Many people complain of a frequently recurring headache. If it intensifies both when bending over and when moving from a cooler to a warmer room, there are many indications that it may be a consequence of sinus problems. This is even more likely if you additionally struggle with a recurring, persistent runny nose. Unfortunately, when it comes to sinus disease diagnosis, we must be aware that it is still quite limited. Usually the only way to make an accurate diagnosis is to perform a computed tomography of the sinuses. So it is worth learning more about this examination.
Common sinuses are air-filled spaces located in the human skull. They are located below the eye socket, above the eye socket, between the eye socket and the nose, and at the mouth of the nasal bone. Their functions are quite diverse. They are responsible for heating and humidifying the air we breathe in through our nose, but they also protect the facial skull from injury, while helping us speak and receive nerve impulses. And while they're so important, keeping them healthy isn't easy at all. In fact, there are indications that as many as 15 percent of Poles struggle with recurring sinusitis, headaches, nasal pain and runny noses. Unfortunately, many people continually struggle with sinus treatment on their own. However, untreated sinus diseases can be extremely dangerous, and one of their most dangerous complications is sinusitis - both acute and chronic.
Sinus computed tomography is an extremely precise examination that is used when there is a need to diagnose diseases of the paranasal sinuses. The image obtained during the examination is necessary for a precise assessment of the condition of bones and soft tissues in the immediate vicinity of the paranasal sinuses. The examination is performed using ionizing radiation just as when X-rays are taken. The beam of radiation is passed through the patient's body in the place to be imaged, i.e. through those areas of the skull where the sinuses are located.
Sinus computed tomography is performed for diagnostic purposes when there is a suspicion of inflammation or other conditions characteristic for the paranasal sinuses.
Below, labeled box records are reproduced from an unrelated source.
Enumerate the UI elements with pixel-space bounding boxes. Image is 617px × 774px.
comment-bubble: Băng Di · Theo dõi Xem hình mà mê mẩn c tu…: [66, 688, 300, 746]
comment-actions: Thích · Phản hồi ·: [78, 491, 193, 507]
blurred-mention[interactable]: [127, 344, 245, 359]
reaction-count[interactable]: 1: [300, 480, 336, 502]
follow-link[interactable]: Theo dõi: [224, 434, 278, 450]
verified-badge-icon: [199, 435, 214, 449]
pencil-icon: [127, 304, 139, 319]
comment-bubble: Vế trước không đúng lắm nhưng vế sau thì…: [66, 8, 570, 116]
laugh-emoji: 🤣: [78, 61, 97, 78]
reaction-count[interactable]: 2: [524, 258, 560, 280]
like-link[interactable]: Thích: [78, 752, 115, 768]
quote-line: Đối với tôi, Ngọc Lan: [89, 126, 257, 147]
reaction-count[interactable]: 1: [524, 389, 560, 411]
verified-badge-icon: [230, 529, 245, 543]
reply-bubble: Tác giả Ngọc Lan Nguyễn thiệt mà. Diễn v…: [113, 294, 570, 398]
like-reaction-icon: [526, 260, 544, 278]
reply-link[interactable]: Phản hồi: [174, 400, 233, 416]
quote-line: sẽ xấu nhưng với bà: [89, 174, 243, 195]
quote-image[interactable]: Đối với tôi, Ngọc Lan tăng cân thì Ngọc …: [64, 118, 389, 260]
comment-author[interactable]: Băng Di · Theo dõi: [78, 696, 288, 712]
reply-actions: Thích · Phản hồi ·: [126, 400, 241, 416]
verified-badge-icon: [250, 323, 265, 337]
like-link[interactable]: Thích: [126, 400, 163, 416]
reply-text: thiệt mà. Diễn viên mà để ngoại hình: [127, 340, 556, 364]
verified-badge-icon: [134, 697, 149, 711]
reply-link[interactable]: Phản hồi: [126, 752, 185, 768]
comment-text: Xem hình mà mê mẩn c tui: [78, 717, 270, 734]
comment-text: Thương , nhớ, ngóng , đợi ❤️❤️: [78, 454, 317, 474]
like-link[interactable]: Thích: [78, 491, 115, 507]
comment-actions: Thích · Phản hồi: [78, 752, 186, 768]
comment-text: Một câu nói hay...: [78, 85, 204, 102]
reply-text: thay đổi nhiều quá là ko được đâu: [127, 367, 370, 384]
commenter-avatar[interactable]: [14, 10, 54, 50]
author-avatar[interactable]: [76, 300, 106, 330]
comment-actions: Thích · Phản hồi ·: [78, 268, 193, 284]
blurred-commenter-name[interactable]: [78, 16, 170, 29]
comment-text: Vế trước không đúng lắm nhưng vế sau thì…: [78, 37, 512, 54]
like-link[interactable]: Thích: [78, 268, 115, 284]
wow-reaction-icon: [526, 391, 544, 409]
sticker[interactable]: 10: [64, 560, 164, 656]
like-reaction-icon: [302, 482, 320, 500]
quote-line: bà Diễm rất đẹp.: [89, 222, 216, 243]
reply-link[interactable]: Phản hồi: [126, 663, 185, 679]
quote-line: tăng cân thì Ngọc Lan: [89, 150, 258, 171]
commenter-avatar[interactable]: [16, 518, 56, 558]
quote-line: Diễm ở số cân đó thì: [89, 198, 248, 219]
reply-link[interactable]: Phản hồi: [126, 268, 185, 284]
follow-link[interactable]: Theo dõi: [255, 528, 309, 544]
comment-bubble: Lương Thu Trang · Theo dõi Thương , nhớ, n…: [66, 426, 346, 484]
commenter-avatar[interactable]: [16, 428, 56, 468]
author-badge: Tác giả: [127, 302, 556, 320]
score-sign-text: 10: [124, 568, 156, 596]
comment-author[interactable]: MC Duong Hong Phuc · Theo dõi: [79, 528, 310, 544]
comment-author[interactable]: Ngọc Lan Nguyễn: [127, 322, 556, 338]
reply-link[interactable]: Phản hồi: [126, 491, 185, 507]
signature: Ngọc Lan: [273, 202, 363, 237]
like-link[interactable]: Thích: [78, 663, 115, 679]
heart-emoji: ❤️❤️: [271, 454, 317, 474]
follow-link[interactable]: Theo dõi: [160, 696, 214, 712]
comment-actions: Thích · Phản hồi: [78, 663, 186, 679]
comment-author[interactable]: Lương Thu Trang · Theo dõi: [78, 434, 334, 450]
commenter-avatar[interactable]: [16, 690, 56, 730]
The decision to perform it may be made even if there is a suspicion of fluid in the sinuses, especially if the results of radiological examinations do not clarify the matter. The examination is precise, so it may also draw the doctor's attention to changes that cannot be detected by traditional radiological examination. Computed tomography is also used when there is a need to diagnose the degree of damage to the sinuses. It is also recommended when the doctor is trying to evaluate craniofacial malformations and when there is a concern that there are cancerous tumors in the sinuses.